In China, great quantities of honey are harvested from hives near lychee trees. Honey from bee colonies in lychee groves in Florida is light amber, of the highest quality, with a rich, delicious flavor like that of the juice which leaks when the fruit is peeled, and the honey does not granulate.

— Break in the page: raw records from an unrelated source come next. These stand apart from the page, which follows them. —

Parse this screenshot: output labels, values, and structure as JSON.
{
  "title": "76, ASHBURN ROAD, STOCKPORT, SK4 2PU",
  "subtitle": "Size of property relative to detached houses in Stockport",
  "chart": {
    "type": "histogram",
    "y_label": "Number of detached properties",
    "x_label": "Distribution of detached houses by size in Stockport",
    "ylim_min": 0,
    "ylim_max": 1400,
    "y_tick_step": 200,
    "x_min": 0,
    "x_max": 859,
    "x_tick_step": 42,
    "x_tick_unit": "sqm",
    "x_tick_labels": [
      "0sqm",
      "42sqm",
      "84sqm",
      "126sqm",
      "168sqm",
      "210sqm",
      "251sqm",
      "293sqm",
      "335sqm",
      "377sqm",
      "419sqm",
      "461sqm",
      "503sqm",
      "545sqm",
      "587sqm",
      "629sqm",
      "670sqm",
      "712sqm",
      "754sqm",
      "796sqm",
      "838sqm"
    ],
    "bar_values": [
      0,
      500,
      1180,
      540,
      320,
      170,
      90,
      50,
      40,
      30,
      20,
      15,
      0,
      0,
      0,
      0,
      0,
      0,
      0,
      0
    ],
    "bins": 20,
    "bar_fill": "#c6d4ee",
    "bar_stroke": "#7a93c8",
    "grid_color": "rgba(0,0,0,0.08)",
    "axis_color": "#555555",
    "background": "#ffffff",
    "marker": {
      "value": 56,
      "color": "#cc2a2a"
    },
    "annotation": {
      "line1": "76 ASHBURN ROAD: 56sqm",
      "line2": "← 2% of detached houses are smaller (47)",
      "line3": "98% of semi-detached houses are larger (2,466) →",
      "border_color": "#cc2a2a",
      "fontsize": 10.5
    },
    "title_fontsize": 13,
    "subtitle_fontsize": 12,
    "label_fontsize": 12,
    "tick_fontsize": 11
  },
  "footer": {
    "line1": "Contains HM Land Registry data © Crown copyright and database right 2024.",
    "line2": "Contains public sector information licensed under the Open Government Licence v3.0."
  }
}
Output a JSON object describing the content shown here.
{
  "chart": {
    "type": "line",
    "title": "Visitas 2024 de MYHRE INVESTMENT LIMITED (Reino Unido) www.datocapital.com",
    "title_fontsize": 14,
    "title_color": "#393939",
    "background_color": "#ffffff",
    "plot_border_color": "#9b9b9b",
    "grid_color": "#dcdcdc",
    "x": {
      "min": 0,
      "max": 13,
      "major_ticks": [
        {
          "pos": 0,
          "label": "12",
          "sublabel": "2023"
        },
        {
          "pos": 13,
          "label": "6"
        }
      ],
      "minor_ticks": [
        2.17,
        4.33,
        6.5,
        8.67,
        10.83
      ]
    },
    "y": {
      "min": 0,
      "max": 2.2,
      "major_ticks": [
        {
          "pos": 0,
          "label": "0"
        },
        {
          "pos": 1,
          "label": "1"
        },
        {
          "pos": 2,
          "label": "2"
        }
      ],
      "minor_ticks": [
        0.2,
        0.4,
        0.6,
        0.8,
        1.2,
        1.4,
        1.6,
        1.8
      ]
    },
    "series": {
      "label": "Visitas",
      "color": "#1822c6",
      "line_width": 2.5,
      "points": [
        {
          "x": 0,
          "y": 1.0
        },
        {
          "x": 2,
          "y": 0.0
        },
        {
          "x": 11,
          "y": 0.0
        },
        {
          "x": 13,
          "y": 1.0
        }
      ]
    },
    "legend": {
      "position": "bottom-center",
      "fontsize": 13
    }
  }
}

Ingested in moderate amounts, the lychee is said to relieve coughing and to have a beneficial effect on gastralgia, tumors and enlargements of the glands. One stomach-ulcer patient in Florida, has reported that, after eating several fresh lychees he was able to enjoy a large meal that, ordinarily, would have caused great discomfort. Chinese people believe that excessive consumption of raw lychees causes fever and nosebleed. According to legends, ancient devotees have consumed from 300 to 1,000 per day. In China, the seeds are credited with an analgesic action and they are given in neuralgia and orchitis. A tea of the fruit peel is taken to overcome smallpox eruptions and diarrhea. In India, the seeds are powdered and, because of their astringency, administered in intestinal troubles, and they have the reputation there, as in China, of relieving neuralgic pains. Decoctions of the root, bark and flowers are gargled to alleviate ailments of the throat. Lychee roots have shown activity against one type of tumor in experimental animals in the United States Department of Agriculture/National Cancer Institute Cancer Chemotherapy Screening Program.